Für Finanzminister Silwan Schalom (Likud) ist Arafat nicht nur kein Partner mehr, der Minister fordert sogar den Landesverweis des Palästinenserpräsidenten. Diesen Vorschlag hält Litwak wiederum für „wenig klug“. Zwar hält auch er die Möglichkeiten, mit Arafat eine endgültige Friedenslösung zu erreichen, für gering, dennoch seien die derzeitigen Alternativen noch schlechter, vor allem wenn Israel den Palästinenserpräsidenten mit Gewalt zum Sturz bringen sollte. Dann würde „entweder die Hamas die Macht übernehmen oder es gäbe ein totales Chaos mit vielen kleinen Banden, die unabhängig voneinander weiter gegen Israel kämpfen“. Der Nahost-Experte rät dazu, es so lange mit Arafat „auszuhalten“, bis er von einer neuen Generation „mit hoffentlich klügeren und moderateren Führungsköpfen“ abgelöst wird.

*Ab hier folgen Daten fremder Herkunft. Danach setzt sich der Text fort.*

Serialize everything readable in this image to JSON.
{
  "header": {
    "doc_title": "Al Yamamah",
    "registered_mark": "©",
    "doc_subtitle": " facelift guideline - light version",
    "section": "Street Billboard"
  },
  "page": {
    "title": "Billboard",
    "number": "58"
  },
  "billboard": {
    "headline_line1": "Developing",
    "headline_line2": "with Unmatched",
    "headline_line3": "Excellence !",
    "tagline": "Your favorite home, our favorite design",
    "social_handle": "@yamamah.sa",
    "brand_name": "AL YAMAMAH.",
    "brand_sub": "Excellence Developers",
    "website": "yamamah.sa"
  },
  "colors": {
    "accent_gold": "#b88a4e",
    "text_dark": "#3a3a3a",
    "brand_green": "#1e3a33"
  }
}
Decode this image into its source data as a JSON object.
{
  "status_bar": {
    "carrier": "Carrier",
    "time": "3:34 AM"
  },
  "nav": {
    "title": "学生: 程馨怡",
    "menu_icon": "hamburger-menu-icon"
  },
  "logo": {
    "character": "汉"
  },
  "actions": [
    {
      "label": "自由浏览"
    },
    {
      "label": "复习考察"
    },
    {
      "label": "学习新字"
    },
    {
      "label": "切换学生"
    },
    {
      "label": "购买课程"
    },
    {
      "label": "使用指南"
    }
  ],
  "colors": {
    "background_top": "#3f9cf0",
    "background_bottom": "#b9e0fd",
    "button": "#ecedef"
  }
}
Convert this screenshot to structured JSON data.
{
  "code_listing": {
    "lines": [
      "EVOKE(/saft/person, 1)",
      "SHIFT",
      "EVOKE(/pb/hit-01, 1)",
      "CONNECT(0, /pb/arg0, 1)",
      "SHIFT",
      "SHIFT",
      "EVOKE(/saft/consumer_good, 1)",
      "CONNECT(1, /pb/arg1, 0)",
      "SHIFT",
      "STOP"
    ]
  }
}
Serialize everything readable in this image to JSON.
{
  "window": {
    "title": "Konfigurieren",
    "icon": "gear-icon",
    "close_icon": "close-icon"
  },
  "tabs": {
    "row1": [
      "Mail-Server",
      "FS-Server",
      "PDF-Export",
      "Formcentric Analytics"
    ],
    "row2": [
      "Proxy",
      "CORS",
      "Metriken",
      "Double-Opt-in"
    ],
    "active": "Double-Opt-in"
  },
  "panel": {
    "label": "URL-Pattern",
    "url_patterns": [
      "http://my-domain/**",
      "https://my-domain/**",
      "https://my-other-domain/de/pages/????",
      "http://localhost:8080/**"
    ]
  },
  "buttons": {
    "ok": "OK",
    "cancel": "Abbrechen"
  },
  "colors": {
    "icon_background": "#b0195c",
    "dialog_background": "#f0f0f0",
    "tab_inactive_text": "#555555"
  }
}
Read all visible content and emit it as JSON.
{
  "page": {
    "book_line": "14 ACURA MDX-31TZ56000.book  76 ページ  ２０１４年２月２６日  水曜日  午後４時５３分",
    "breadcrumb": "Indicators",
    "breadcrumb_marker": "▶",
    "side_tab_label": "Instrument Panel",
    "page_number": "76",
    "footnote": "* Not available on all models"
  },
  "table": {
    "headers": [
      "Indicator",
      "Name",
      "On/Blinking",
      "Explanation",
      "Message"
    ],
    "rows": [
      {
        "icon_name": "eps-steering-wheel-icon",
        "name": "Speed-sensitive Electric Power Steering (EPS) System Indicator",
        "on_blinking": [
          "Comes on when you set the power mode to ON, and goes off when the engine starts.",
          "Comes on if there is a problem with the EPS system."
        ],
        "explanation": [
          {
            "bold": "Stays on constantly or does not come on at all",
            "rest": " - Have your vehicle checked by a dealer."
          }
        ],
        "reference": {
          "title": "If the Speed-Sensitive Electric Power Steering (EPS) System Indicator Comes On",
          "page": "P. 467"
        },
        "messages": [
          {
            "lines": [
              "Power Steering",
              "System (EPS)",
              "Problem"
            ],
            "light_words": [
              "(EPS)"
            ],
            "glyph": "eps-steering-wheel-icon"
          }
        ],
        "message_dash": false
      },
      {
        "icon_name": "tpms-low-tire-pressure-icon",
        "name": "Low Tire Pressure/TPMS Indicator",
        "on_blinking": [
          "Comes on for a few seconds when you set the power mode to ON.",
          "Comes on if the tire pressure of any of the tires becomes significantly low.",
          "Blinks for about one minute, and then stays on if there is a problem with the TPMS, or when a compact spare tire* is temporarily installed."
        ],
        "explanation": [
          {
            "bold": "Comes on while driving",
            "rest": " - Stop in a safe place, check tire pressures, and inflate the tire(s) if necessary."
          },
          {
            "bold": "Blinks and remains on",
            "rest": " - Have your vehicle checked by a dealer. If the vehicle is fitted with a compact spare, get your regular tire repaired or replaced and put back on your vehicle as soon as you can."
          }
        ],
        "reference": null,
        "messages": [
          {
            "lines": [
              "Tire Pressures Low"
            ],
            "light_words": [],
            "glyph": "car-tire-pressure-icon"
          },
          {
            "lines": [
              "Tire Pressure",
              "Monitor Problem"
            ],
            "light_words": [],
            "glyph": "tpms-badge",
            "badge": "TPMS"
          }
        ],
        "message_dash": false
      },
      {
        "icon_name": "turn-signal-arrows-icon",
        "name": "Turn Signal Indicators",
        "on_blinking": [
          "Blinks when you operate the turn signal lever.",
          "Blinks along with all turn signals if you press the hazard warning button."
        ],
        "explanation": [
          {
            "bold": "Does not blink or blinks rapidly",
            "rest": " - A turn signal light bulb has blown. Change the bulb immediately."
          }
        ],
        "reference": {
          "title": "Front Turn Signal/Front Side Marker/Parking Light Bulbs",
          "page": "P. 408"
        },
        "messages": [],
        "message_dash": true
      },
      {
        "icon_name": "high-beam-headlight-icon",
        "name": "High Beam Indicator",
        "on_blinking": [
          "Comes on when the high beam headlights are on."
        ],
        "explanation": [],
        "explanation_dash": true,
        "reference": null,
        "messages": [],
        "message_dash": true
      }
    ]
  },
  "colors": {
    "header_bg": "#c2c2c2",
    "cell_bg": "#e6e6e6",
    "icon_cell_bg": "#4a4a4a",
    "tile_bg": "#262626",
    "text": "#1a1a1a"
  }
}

Berichten der Tageszeitung Ha’aretz zufolge signalisierte Arafat unterdessen Verhandlungsbereitschaft. Ziel ist es, regional beschränkte Waffenstillstandsabkommen zu vereinbaren, um so einen schrittweisen Rückzug der israelischen Soldaten zu ermöglichen. Bereits im vergangenen Sommer hatten Arafat und Außenminister Schimon Peres eine ähnliche Einigung erreicht, als israelische Truppen auch damals Beit Dschalla besetzt hielten. Die Palästinenser übernahmen im Gegenzug für den Abzug die Verantwortung dafür, dass fortan in der Region Ruhe herrschte.